Novel Sitoyen Saint-Jean : Antara Hidup Dan Mati ini berkisahkan seorang anak manusia, salah seorang putera kelahiran Jakarta 1942 yang mencintai tanah tumpah darahnya, bangsanya, kebudayaannya dan tentu saja Negara Republik Indonesia yang diproklamirkan tanggal 17 Agustus 1945 oleh Bung Karno dan Bung Hatta. Namun setelah keberangkatannya pada 27 September 1965 ke Tiongkok kemudian terjadi Tragedi Nasional 1965, anak tunggal pasangan Ibrahim & Maemunah yang memiliki cita-cita dan ragam impian ini terpaksa menjadi salah seorang yang oleh mantan Presiden R.I. Gus Dur sebagai « kaum kelayaban » di Mancanegara alias kaum eksilan.

 

Bagaimanakah jejak langkah dan warna-warni jalur jelujur kehidupan anak bangsa yang lahir dan dibesarkan serta kiprah dalam perjuangan hidup sampai usia 23 tahun tapi lantas harus terpaksa jadi pengelana buana selama lebih dari empat dasa warsa ? Bagaimana dia menjaga cita dan cinta serta impiannya sejak masa bocah ? Bagaimanakah dia menjawab pertanyaan dan memaknai Hidup dan Kehidupan bahkan Kematian ?

 

Kiranya pembaca bisalah memahaminya dengan menyimak novel pendek ini – sebuah karya prosa yang tergolong bergaya realisme romantis malah biografis – dari awal sampai akhirnya.

 

Novel ini terdiri dari serangkum kisah dengan masing-masing judulnya sendiri dan sebagian besar bisa disajikan atau dibaca secara tersendiri seperti cerita pendek.

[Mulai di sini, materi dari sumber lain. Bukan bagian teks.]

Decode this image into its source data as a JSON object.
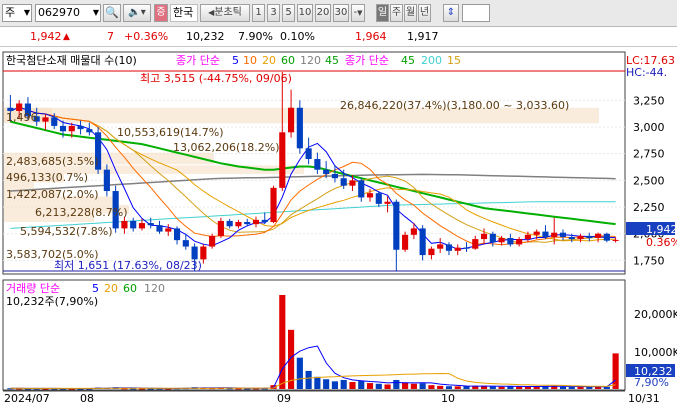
{
  "toolbar": {
    "market_select": "주",
    "code_input": "062970",
    "market_badge": "증",
    "stock_name": "한국",
    "period_label": "분초틱",
    "minute_options": [
      "1",
      "3",
      "5",
      "10",
      "20",
      "30"
    ],
    "minute_dropdown": "-",
    "period_tabs": [
      "일",
      "주",
      "월",
      "년"
    ],
    "active_period": "일"
  },
  "quote": {
    "price": "1,942",
    "change_arrow": "▲",
    "change": "7",
    "change_pct": "+0.36%",
    "volume": "10,232",
    "turnover_pct": "7.90%",
    "other_pct": "0.10%",
    "high": "1,964",
    "low": "1,917"
  },
  "price_panel": {
    "legend_stock": "한국첨단소재 매물대 수(10)",
    "legend_ma_label": "종가 단순",
    "legend_ma_periods": [
      "5",
      "10",
      "20",
      "60",
      "120",
      "45"
    ],
    "legend_ma2_label": "종가 단순",
    "legend_ma2_periods": [
      "45",
      "200",
      "15"
    ],
    "lc_label": "LC:17.63",
    "hc_label": "HC:-44.",
    "max_label": "최고 3,515 (-44.75%, 09/06)",
    "min_label": "최저 1,651 (17.63%, 08/23)",
    "volume_profile_labels": [
      "26,846,220(37.4%)(3,180.00 ~ 3,033.60)",
      "10,553,619(14.7%)",
      "13,062,206(18.2%)",
      "2,483,685(3.5%)",
      "496,133(0.7%)",
      "1,422,087(2.0%)",
      "6,213,228(8.7%)",
      "5,594,532(7.8%)",
      "3,583,702(5.0%)",
      "1,496"
    ],
    "y_ticks": [
      "3,250",
      "3,000",
      "2,750",
      "2,500",
      "2,250",
      "2,000",
      "1,750"
    ],
    "current_price_tag": "1,942",
    "current_pct_tag": "0.36%"
  },
  "volume_panel": {
    "legend_label": "거래량 단순",
    "legend_periods": [
      "5",
      "20",
      "60",
      "120"
    ],
    "value_label": "10,232주(7,90%)",
    "y_ticks": [
      "20,000K",
      "10,000K"
    ],
    "current_tag": "10,232",
    "current_pct_tag": "7,90%"
  },
  "x_axis": {
    "labels": [
      "2024/07",
      "08",
      "09",
      "10",
      "10/31"
    ]
  },
  "colors": {
    "up": "#e00000",
    "down": "#0040c0",
    "ma5": "#0000ff",
    "ma10": "#ff6a00",
    "ma20": "#e8a000",
    "ma60": "#00b000",
    "ma120": "#808080",
    "ma200": "#40d0d0",
    "ma_gold": "#d4a017"
  },
  "chart_data": {
    "type": "candlestick",
    "note_y": "price",
    "candles": [
      {
        "o": 3180,
        "h": 3300,
        "l": 3050,
        "c": 3150
      },
      {
        "o": 3150,
        "h": 3250,
        "l": 3080,
        "c": 3220
      },
      {
        "o": 3220,
        "h": 3280,
        "l": 3060,
        "c": 3100
      },
      {
        "o": 3100,
        "h": 3180,
        "l": 3010,
        "c": 3050
      },
      {
        "o": 3050,
        "h": 3120,
        "l": 2970,
        "c": 3090
      },
      {
        "o": 3090,
        "h": 3130,
        "l": 2980,
        "c": 3010
      },
      {
        "o": 3010,
        "h": 3060,
        "l": 2900,
        "c": 2960
      },
      {
        "o": 2960,
        "h": 3040,
        "l": 2900,
        "c": 3010
      },
      {
        "o": 3010,
        "h": 3060,
        "l": 2930,
        "c": 2980
      },
      {
        "o": 2980,
        "h": 3040,
        "l": 2920,
        "c": 2950
      },
      {
        "o": 2950,
        "h": 3000,
        "l": 2560,
        "c": 2600
      },
      {
        "o": 2600,
        "h": 2650,
        "l": 2350,
        "c": 2400
      },
      {
        "o": 2400,
        "h": 2450,
        "l": 2010,
        "c": 2050
      },
      {
        "o": 2050,
        "h": 2160,
        "l": 2000,
        "c": 2120
      },
      {
        "o": 2120,
        "h": 2150,
        "l": 2020,
        "c": 2050
      },
      {
        "o": 2050,
        "h": 2140,
        "l": 2030,
        "c": 2100
      },
      {
        "o": 2100,
        "h": 2150,
        "l": 2050,
        "c": 2080
      },
      {
        "o": 2080,
        "h": 2120,
        "l": 2000,
        "c": 2020
      },
      {
        "o": 2020,
        "h": 2090,
        "l": 1980,
        "c": 2050
      },
      {
        "o": 2050,
        "h": 2070,
        "l": 1900,
        "c": 1940
      },
      {
        "o": 1940,
        "h": 2000,
        "l": 1850,
        "c": 1880
      },
      {
        "o": 1880,
        "h": 1910,
        "l": 1651,
        "c": 1760
      },
      {
        "o": 1760,
        "h": 1900,
        "l": 1720,
        "c": 1880
      },
      {
        "o": 1880,
        "h": 2000,
        "l": 1860,
        "c": 1980
      },
      {
        "o": 1980,
        "h": 2150,
        "l": 1960,
        "c": 2120
      },
      {
        "o": 2120,
        "h": 2140,
        "l": 2050,
        "c": 2070
      },
      {
        "o": 2070,
        "h": 2130,
        "l": 2050,
        "c": 2110
      },
      {
        "o": 2110,
        "h": 2140,
        "l": 2070,
        "c": 2090
      },
      {
        "o": 2090,
        "h": 2160,
        "l": 2060,
        "c": 2130
      },
      {
        "o": 2130,
        "h": 2200,
        "l": 2090,
        "c": 2110
      },
      {
        "o": 2110,
        "h": 2450,
        "l": 2100,
        "c": 2430
      },
      {
        "o": 2430,
        "h": 3515,
        "l": 2400,
        "c": 2950
      },
      {
        "o": 2950,
        "h": 3350,
        "l": 2900,
        "c": 3180
      },
      {
        "o": 3180,
        "h": 3250,
        "l": 2750,
        "c": 2800
      },
      {
        "o": 2800,
        "h": 2900,
        "l": 2650,
        "c": 2700
      },
      {
        "o": 2700,
        "h": 2760,
        "l": 2560,
        "c": 2600
      },
      {
        "o": 2600,
        "h": 2680,
        "l": 2520,
        "c": 2560
      },
      {
        "o": 2560,
        "h": 2640,
        "l": 2480,
        "c": 2520
      },
      {
        "o": 2520,
        "h": 2600,
        "l": 2420,
        "c": 2450
      },
      {
        "o": 2450,
        "h": 2550,
        "l": 2400,
        "c": 2500
      },
      {
        "o": 2500,
        "h": 2520,
        "l": 2300,
        "c": 2340
      },
      {
        "o": 2340,
        "h": 2420,
        "l": 2300,
        "c": 2380
      },
      {
        "o": 2380,
        "h": 2400,
        "l": 2250,
        "c": 2280
      },
      {
        "o": 2280,
        "h": 2350,
        "l": 2200,
        "c": 2300
      },
      {
        "o": 2300,
        "h": 2320,
        "l": 1651,
        "c": 1850
      },
      {
        "o": 1850,
        "h": 2020,
        "l": 1830,
        "c": 1990
      },
      {
        "o": 1990,
        "h": 2100,
        "l": 1950,
        "c": 2050
      },
      {
        "o": 2050,
        "h": 2080,
        "l": 1750,
        "c": 1800
      },
      {
        "o": 1800,
        "h": 1880,
        "l": 1760,
        "c": 1860
      },
      {
        "o": 1860,
        "h": 1960,
        "l": 1820,
        "c": 1900
      },
      {
        "o": 1900,
        "h": 1920,
        "l": 1800,
        "c": 1840
      },
      {
        "o": 1840,
        "h": 1900,
        "l": 1800,
        "c": 1870
      },
      {
        "o": 1870,
        "h": 1920,
        "l": 1830,
        "c": 1860
      },
      {
        "o": 1860,
        "h": 1980,
        "l": 1850,
        "c": 1950
      },
      {
        "o": 1950,
        "h": 2050,
        "l": 1900,
        "c": 2000
      },
      {
        "o": 2000,
        "h": 2020,
        "l": 1880,
        "c": 1920
      },
      {
        "o": 1920,
        "h": 1980,
        "l": 1890,
        "c": 1960
      },
      {
        "o": 1960,
        "h": 2000,
        "l": 1880,
        "c": 1900
      },
      {
        "o": 1900,
        "h": 1970,
        "l": 1880,
        "c": 1950
      },
      {
        "o": 1950,
        "h": 2020,
        "l": 1920,
        "c": 1990
      },
      {
        "o": 1990,
        "h": 2040,
        "l": 1950,
        "c": 2020
      },
      {
        "o": 2020,
        "h": 2080,
        "l": 1950,
        "c": 1970
      },
      {
        "o": 1970,
        "h": 2150,
        "l": 1900,
        "c": 2010
      },
      {
        "o": 2010,
        "h": 2040,
        "l": 1940,
        "c": 1970
      },
      {
        "o": 1970,
        "h": 2000,
        "l": 1920,
        "c": 1950
      },
      {
        "o": 1950,
        "h": 2000,
        "l": 1920,
        "c": 1980
      },
      {
        "o": 1980,
        "h": 2010,
        "l": 1930,
        "c": 1960
      },
      {
        "o": 1960,
        "h": 2010,
        "l": 1920,
        "c": 2000
      },
      {
        "o": 2000,
        "h": 2010,
        "l": 1920,
        "c": 1935
      },
      {
        "o": 1935,
        "h": 1964,
        "l": 1917,
        "c": 1942
      }
    ],
    "volumes_k": [
      220,
      180,
      150,
      170,
      140,
      160,
      150,
      130,
      140,
      150,
      420,
      300,
      500,
      200,
      160,
      150,
      140,
      170,
      160,
      230,
      260,
      520,
      380,
      260,
      340,
      220,
      180,
      170,
      190,
      200,
      1100,
      27000,
      17000,
      9000,
      5200,
      3500,
      2800,
      2200,
      2600,
      2000,
      2300,
      1700,
      1500,
      1300,
      2600,
      1900,
      1500,
      1600,
      1100,
      900,
      800,
      760,
      820,
      900,
      950,
      700,
      650,
      720,
      690,
      760,
      800,
      700,
      900,
      650,
      620,
      640,
      600,
      700,
      620,
      10232
    ],
    "ma_lines": {
      "ma60": [
        3050,
        3030,
        3010,
        2990,
        2970,
        2950,
        2930,
        2920,
        2910,
        2900,
        2890,
        2880,
        2870,
        2860,
        2850,
        2840,
        2820,
        2800,
        2780,
        2760,
        2740,
        2720,
        2700,
        2680,
        2660,
        2645,
        2630,
        2620,
        2610,
        2600,
        2600,
        2610,
        2620,
        2630,
        2630,
        2620,
        2600,
        2580,
        2560,
        2540,
        2520,
        2500,
        2480,
        2460,
        2440,
        2420,
        2400,
        2380,
        2360,
        2340,
        2320,
        2300,
        2280,
        2260,
        2240,
        2230,
        2220,
        2210,
        2200,
        2190,
        2180,
        2170,
        2160,
        2150,
        2140,
        2130,
        2120,
        2110,
        2100,
        2090
      ],
      "ma120": [
        2400,
        2405,
        2410,
        2415,
        2420,
        2425,
        2430,
        2435,
        2440,
        2445,
        2450,
        2455,
        2460,
        2465,
        2470,
        2475,
        2480,
        2485,
        2490,
        2495,
        2500,
        2505,
        2510,
        2515,
        2518,
        2520,
        2522,
        2524,
        2525,
        2526,
        2528,
        2530,
        2532,
        2534,
        2536,
        2538,
        2540,
        2542,
        2544,
        2546,
        2548,
        2550,
        2551,
        2552,
        2553,
        2554,
        2555,
        2556,
        2555,
        2554,
        2553,
        2552,
        2550,
        2548,
        2546,
        2544,
        2542,
        2540,
        2538,
        2536,
        2534,
        2532,
        2530,
        2528,
        2526,
        2524,
        2522,
        2520,
        2518,
        2516
      ],
      "ma200": [
        2050,
        2055,
        2060,
        2065,
        2070,
        2075,
        2080,
        2085,
        2090,
        2095,
        2100,
        2105,
        2110,
        2115,
        2120,
        2125,
        2130,
        2135,
        2140,
        2145,
        2150,
        2155,
        2160,
        2165,
        2170,
        2175,
        2180,
        2185,
        2190,
        2195,
        2200,
        2205,
        2210,
        2215,
        2220,
        2225,
        2230,
        2235,
        2240,
        2245,
        2250,
        2255,
        2260,
        2265,
        2268,
        2270,
        2272,
        2274,
        2276,
        2278,
        2280,
        2282,
        2284,
        2286,
        2288,
        2290,
        2292,
        2294,
        2296,
        2298,
        2300,
        2300,
        2300,
        2300,
        2300,
        2300,
        2300,
        2300,
        2300,
        2300
      ]
    }
  }
}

Salah sebuah dari padanya berjudul « Terowongan » ; pernah dipasang di beberapa blog, seperti Abekreasi Multiply.com. Salah seorang pembaca yang mengapresiasinya tak lain adalah sastrawan Hudan Hidayat, yang atas seizinnya kami sertakan dalam buku ini.

 

Kepada Hudan Hidayat, atas kemurahan hatinya kami ucapkan banyak terima kasih. Sedangkan kepada pembaca yang berkenan kami persilakan. ***  (Penerbit)

 

*

 

Hudan Hidayat : Terowongan Kehidupan

 

cerita pendek ini menyapa hampir-maut dengan lembut sekali – nyaris sebuah kepasrahan dari seseorang yang telah sabar mengalami derita panjang, derita yang nampaknya bukan sekedar dalam makna pikiran, tapi derita pikiran dan derita fisik dari sebuah perjalanan hidupnya yang panjang.

 

saya adalah anak sejarah yang masa-masa lalu itu seolah sejarah itu sendiri. sejarah pahit yang gelap. hingga saat ini pun masih gelap. tak tahu apa yang terjadi sebenarnya.

 

ada pernah saya diberitahukan, bahwa karya sastra orang-orang lekra adalah tak lebih dari pamplet belaka. semua kata yang mengungkap peristiwa dan makna memuara ke satu arah : politik revolusi. sehingga cerita-cerita mereka, demikian sejarah itu memberitahukan, tak ada yang bermakna.

 

tapi waktu membaca pram, semua kesimpulan semacam itu pupus. apalagikah makna kalau kita berhadapan dengan cerita besar seperti bumi manusia itu misalnya.

 

lalu kini saya tertumbuk dengan sebuah cerita kecil hidup seseorang, yang dilambangkannya dengan terowongan. terowongannya, aduh, alangkah pas tanda ini untuk mengatakan hidup itu sendiri. hidup adalah terowongan panjang yang kita tak tahu ujungnya. sehingga berteriaklah orang seperti albert camus : absurd. dan karena absurd, aku memilih tak bertuhan saja.

 

tapi lihatlah cerita kohar ibrahim ini. tiap katanya adalah sapaan lembut kepada tuhannya. kata yang berlapis membentuk dan mencampur dari jenis kata yang sama, seolah menganya labirin, seolah memasuki dan terowongan kata itu sendiri.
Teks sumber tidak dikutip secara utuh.